The Clinton Herald, Clinton, Iowa

National News

March 27, 2013

10 Things to Know for Wednesday

CLINTON — Your daily look at late-breaking news, upcoming events and the stories that will be talked about today.

1. DAY 2 FOR GAY MARRIAGE IN SUPREME COURT

The justices will consider the law that prevents legally married gay couples from receiving a range of federal benefits.

2. NORTH KOREA RATCHETS UP TENSION

Pyongyang says it has cut off a key military hotline with South Korea that allows cross border travel to a jointly run industrial complex in the North.

3. PETRAEUS' MEA CULPA FOR EXTRAMARITAL AFFAIR

The former CIA chief and general says he deeply regrets "the circumstances that led me to my resignation" and "caused such pain for my family, friends and supporters."

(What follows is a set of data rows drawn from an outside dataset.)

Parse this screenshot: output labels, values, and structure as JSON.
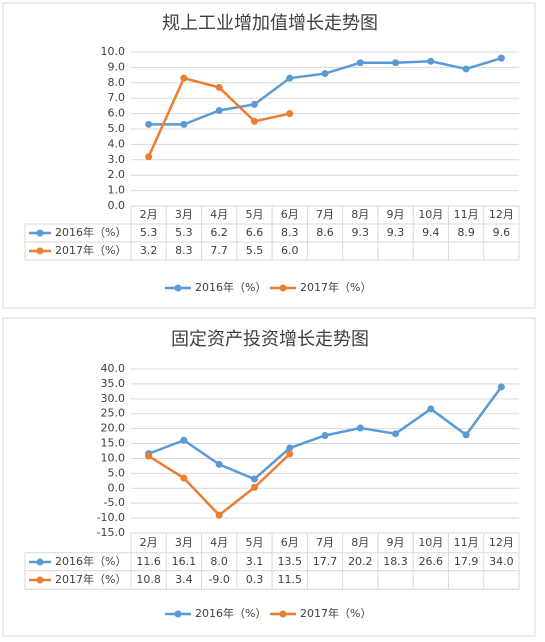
{
  "chart_data": [
    {
      "type": "line",
      "title": "规上工业增加值增长走势图",
      "categories": [
        "2月",
        "3月",
        "4月",
        "5月",
        "6月",
        "7月",
        "8月",
        "9月",
        "10月",
        "11月",
        "12月"
      ],
      "series": [
        {
          "name": "2016年（%）",
          "color": "#5b9bd5",
          "values": [
            5.3,
            5.3,
            6.2,
            6.6,
            8.3,
            8.6,
            9.3,
            9.3,
            9.4,
            8.9,
            9.6
          ],
          "value_labels": [
            "5.3",
            "5.3",
            "6.2",
            "6.6",
            "8.3",
            "8.6",
            "9.3",
            "9.3",
            "9.4",
            "8.9",
            "9.6"
          ]
        },
        {
          "name": "2017年（%）",
          "color": "#ed7d31",
          "values": [
            3.2,
            8.3,
            7.7,
            5.5,
            6.0,
            null,
            null,
            null,
            null,
            null,
            null
          ],
          "value_labels": [
            "3.2",
            "8.3",
            "7.7",
            "5.5",
            "6.0",
            null,
            null,
            null,
            null,
            null,
            null
          ]
        }
      ],
      "ylim": [
        0,
        10
      ],
      "yticks": [
        {
          "value": 0,
          "label": "0.0"
        },
        {
          "value": 1,
          "label": "1.0"
        },
        {
          "value": 2,
          "label": "2.0"
        },
        {
          "value": 3,
          "label": "3.0"
        },
        {
          "value": 4,
          "label": "4.0"
        },
        {
          "value": 5,
          "label": "5.0"
        },
        {
          "value": 6,
          "label": "6.0"
        },
        {
          "value": 7,
          "label": "7.0"
        },
        {
          "value": 8,
          "label": "8.0"
        },
        {
          "value": 9,
          "label": "9.0"
        },
        {
          "value": 10,
          "label": "10.0"
        }
      ],
      "grid": true,
      "legend": "bottom"
    },
    {
      "type": "line",
      "title": "固定资产投资增长走势图",
      "categories": [
        "2月",
        "3月",
        "4月",
        "5月",
        "6月",
        "7月",
        "8月",
        "9月",
        "10月",
        "11月",
        "12月"
      ],
      "series": [
        {
          "name": "2016年（%）",
          "color": "#5b9bd5",
          "values": [
            11.6,
            16.1,
            8.0,
            3.1,
            13.5,
            17.7,
            20.2,
            18.3,
            26.6,
            17.9,
            34.0
          ],
          "value_labels": [
            "11.6",
            "16.1",
            "8.0",
            "3.1",
            "13.5",
            "17.7",
            "20.2",
            "18.3",
            "26.6",
            "17.9",
            "34.0"
          ]
        },
        {
          "name": "2017年（%）",
          "color": "#ed7d31",
          "values": [
            10.8,
            3.4,
            -9.0,
            0.3,
            11.5,
            null,
            null,
            null,
            null,
            null,
            null
          ],
          "value_labels": [
            "10.8",
            "3.4",
            "-9.0",
            "0.3",
            "11.5",
            null,
            null,
            null,
            null,
            null,
            null
          ]
        }
      ],
      "ylim": [
        -15,
        40
      ],
      "yticks": [
        {
          "value": -15,
          "label": "-15.0"
        },
        {
          "value": -10,
          "label": "-10.0"
        },
        {
          "value": -5,
          "label": "-5.0"
        },
        {
          "value": 0,
          "label": "0.0"
        },
        {
          "value": 5,
          "label": "5.0"
        },
        {
          "value": 10,
          "label": "10.0"
        },
        {
          "value": 15,
          "label": "15.0"
        },
        {
          "value": 20,
          "label": "20.0"
        },
        {
          "value": 25,
          "label": "25.0"
        },
        {
          "value": 30,
          "label": "30.0"
        },
        {
          "value": 35,
          "label": "35.0"
        },
        {
          "value": 40,
          "label": "40.0"
        }
      ],
      "grid": true,
      "legend": "bottom"
    }
  ]
}
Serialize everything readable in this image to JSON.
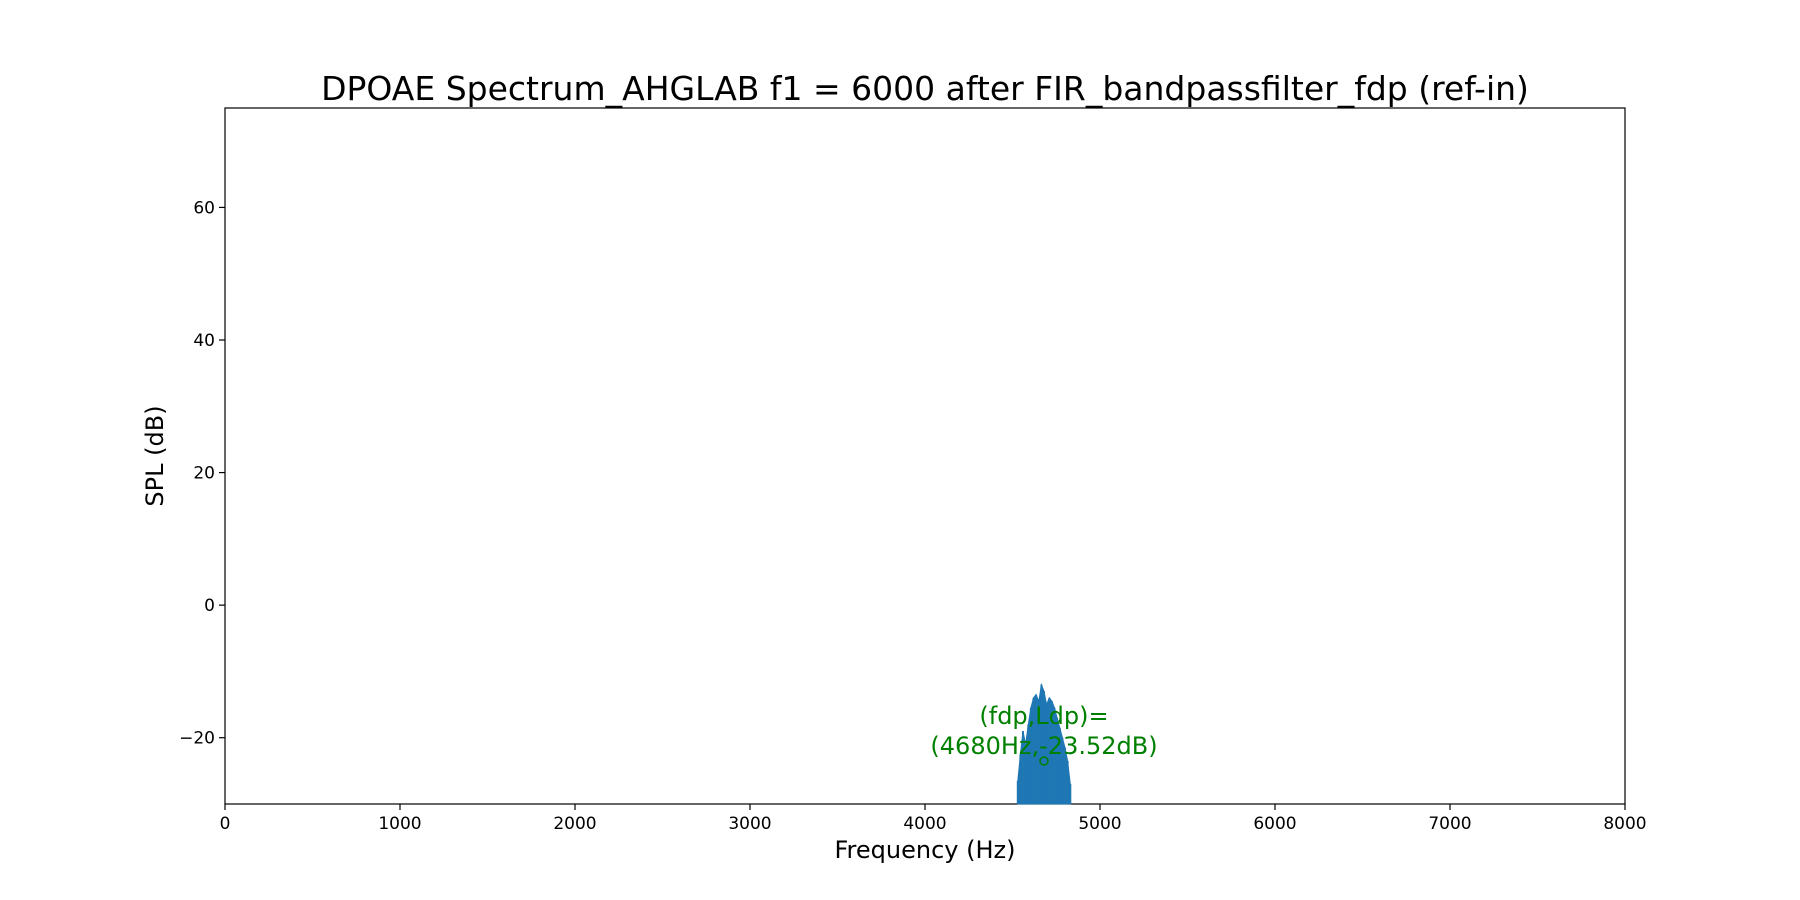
{
  "chart_data": {
    "type": "line",
    "title": "DPOAE Spectrum_AHGLAB f1 = 6000 after FIR_bandpassfilter_fdp (ref-in)",
    "xlabel": "Frequency (Hz)",
    "ylabel": "SPL (dB)",
    "xlim": [
      0,
      8000
    ],
    "ylim": [
      -30,
      75
    ],
    "xticks": [
      0,
      1000,
      2000,
      3000,
      4000,
      5000,
      6000,
      7000,
      8000
    ],
    "xtick_labels": [
      "0",
      "1000",
      "2000",
      "3000",
      "4000",
      "5000",
      "6000",
      "7000",
      "8000"
    ],
    "yticks": [
      -20,
      0,
      20,
      40,
      60
    ],
    "ytick_labels": [
      "−20",
      "0",
      "20",
      "40",
      "60"
    ],
    "grid": false,
    "series": [
      {
        "color": "#1f77b4",
        "x": [
          4530,
          4545,
          4560,
          4575,
          4590,
          4605,
          4620,
          4635,
          4650,
          4665,
          4680,
          4695,
          4710,
          4725,
          4740,
          4755,
          4770,
          4785,
          4800,
          4815,
          4830
        ],
        "y": [
          -26.5,
          -22.5,
          -19,
          -21,
          -18,
          -15.5,
          -14,
          -13.5,
          -14.5,
          -12,
          -13,
          -15,
          -14,
          -14.5,
          -15.5,
          -17,
          -18.5,
          -20,
          -21.5,
          -23.5,
          -27
        ]
      }
    ],
    "marker": {
      "x": 4680,
      "y": -23.52,
      "color": "#008000",
      "style": "open-circle"
    },
    "annotation": {
      "line1": "(fdp,Ldp)=",
      "line2": "(4680Hz,-23.52dB)",
      "color": "#008000"
    }
  }
}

4. RECORDS IN GABBY GIFFORDS' CASE BEING RELEASED

Hundreds of pages of police reports in the investigation of the Tucson shooting rampage that seriously wounded the former congresswoman mark the public's first glimpse into the documents.

5. WHAT THE "GANG OF EIGHT" ARE UP TO

Senators including John McCain and Charles Schumer tour the Arizona-Mexico border and will outline the latest on efforts to reform the nation's immigration policies and protect U.S. borders.

6. MIXED MARTIAL ARTS CATCHES EYE OF LAWMAKERS

Michigan is one of about a dozen states where amateur mixed martial arts shows are legal but unregulated and that may be about to change.

7. HEALTH CARE REPORT COULD CAUSE OBAMA A HEADACHE

Insurers will pay an average of 32 percent more for medical claims on individual health policies under his overhaul, a study says.

8. WHICH STATE HAS THE NATION'S TOUGHEST ABORTION LAW

North Dakota's governor signs a measure banning the procedure as early as six weeks into a pregnancy — any time a fetal heartbeat can be detected.

9. DISABILITIES CAN'T SLOW THESE SURFERS

Dozens of disabled people in Rio de Janeiro are conquering the waves with specially modified surfboards.

10. HOW MISBEHAVING COACHES MAKE OUT

An AP review of infractions cases since 2000 found that some coaches who run afoul of NCAA rules fare better than others.